The English Theatre of Hamburg is a professional theatre in Hamburg, Germany where performances are held in the English language. This private theatre was founded in 1976 by two Americans. It is the oldest professional English language theatre in Germany.

== History of the Theatre ==
The theatre was founded in 1976 by two Americans, Robert Rumpf and Clifford Dean who trained and worked professionally in the United States before coming to Hamburg in the mid-1970s. Together with Artistic Director Paul Glaser they share the general management responsibilities, plan the artistic program and have directed most of the productions of the theatre. Recently they have invited guest directors.
All actors are professional trained actors directly from London.
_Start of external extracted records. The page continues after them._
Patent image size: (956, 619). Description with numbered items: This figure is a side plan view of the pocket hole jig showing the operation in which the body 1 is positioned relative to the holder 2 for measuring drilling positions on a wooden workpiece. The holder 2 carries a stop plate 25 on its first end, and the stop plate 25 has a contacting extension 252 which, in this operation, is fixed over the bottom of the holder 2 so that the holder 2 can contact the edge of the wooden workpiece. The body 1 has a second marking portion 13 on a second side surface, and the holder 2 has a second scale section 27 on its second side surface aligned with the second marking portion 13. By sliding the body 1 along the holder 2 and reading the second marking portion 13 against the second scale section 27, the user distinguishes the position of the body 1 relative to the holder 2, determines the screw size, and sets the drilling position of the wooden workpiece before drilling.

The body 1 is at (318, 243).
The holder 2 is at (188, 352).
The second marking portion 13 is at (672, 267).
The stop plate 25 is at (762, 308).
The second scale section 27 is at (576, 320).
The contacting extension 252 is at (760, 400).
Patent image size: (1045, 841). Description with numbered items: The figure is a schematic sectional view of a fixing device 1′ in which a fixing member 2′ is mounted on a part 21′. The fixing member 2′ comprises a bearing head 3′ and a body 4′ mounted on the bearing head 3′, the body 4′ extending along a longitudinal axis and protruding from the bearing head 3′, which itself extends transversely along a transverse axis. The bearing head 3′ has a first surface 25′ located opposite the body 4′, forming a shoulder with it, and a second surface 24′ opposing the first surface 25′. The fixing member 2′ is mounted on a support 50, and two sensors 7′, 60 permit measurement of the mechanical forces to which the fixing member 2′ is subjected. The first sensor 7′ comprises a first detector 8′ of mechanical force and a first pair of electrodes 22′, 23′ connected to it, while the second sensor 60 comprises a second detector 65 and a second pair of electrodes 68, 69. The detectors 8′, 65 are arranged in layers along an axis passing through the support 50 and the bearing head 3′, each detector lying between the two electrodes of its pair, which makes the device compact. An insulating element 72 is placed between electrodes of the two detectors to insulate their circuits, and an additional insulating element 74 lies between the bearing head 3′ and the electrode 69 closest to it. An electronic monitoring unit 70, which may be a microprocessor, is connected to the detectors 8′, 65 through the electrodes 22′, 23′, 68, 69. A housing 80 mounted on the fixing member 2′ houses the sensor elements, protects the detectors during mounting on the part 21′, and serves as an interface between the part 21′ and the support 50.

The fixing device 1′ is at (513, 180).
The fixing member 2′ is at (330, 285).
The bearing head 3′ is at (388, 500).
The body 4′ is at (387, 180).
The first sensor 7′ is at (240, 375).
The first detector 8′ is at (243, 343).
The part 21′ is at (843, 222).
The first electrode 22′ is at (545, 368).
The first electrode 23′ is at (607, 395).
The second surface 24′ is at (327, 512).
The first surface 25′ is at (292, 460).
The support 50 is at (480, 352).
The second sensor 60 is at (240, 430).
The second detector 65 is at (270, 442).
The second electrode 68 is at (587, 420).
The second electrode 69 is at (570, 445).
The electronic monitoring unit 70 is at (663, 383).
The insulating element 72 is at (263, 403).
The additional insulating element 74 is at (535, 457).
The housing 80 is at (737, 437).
The company presented plays in many different locations in Hamburg until 1979 when a temporary home was found in Hamburg-Altona. Since 1981, "The English Theatre of Hamburg" has had its headquarters in Lerchenfeld 14 in Mundsburg. The building was formerly the "Hammonia Bad", with medicinal baths, and has been a listed building since 19 November 1971.

In 2017, Paul Glaser joined The English Theatre of Hamburg as Artistic Director. Since taking on his position, Glaser has produced and directed a series of new adaptations of British and U.S. plays, including The Picture of Dorian Gray, The Pride, Moonlight and Magnolias, I Love You, You’re Perfect, Now Change, Apologia The Woman in Black, and Death Knell.

In 2022, Glaser wrote and directed his stage adaptation of Charles Dickens’ novel Great Expectations which premiered at The English Theatre of Hamburg in the same year. Far and Away is the song written by Glaser specifically for this production.

In 2023 Glaser directed his new stage adaptation of Arthur Conan Doyle’s crime novel The Hound of the Baskervilles.

In November 2023, Glaser received the Theaterpreis Hamburg – Rolf Mares, for his English Theater production of The Pride, a play by Alexi Kaye Campbell, "... celebrating the diversity and openness of society, which needs to be defended today more than ever."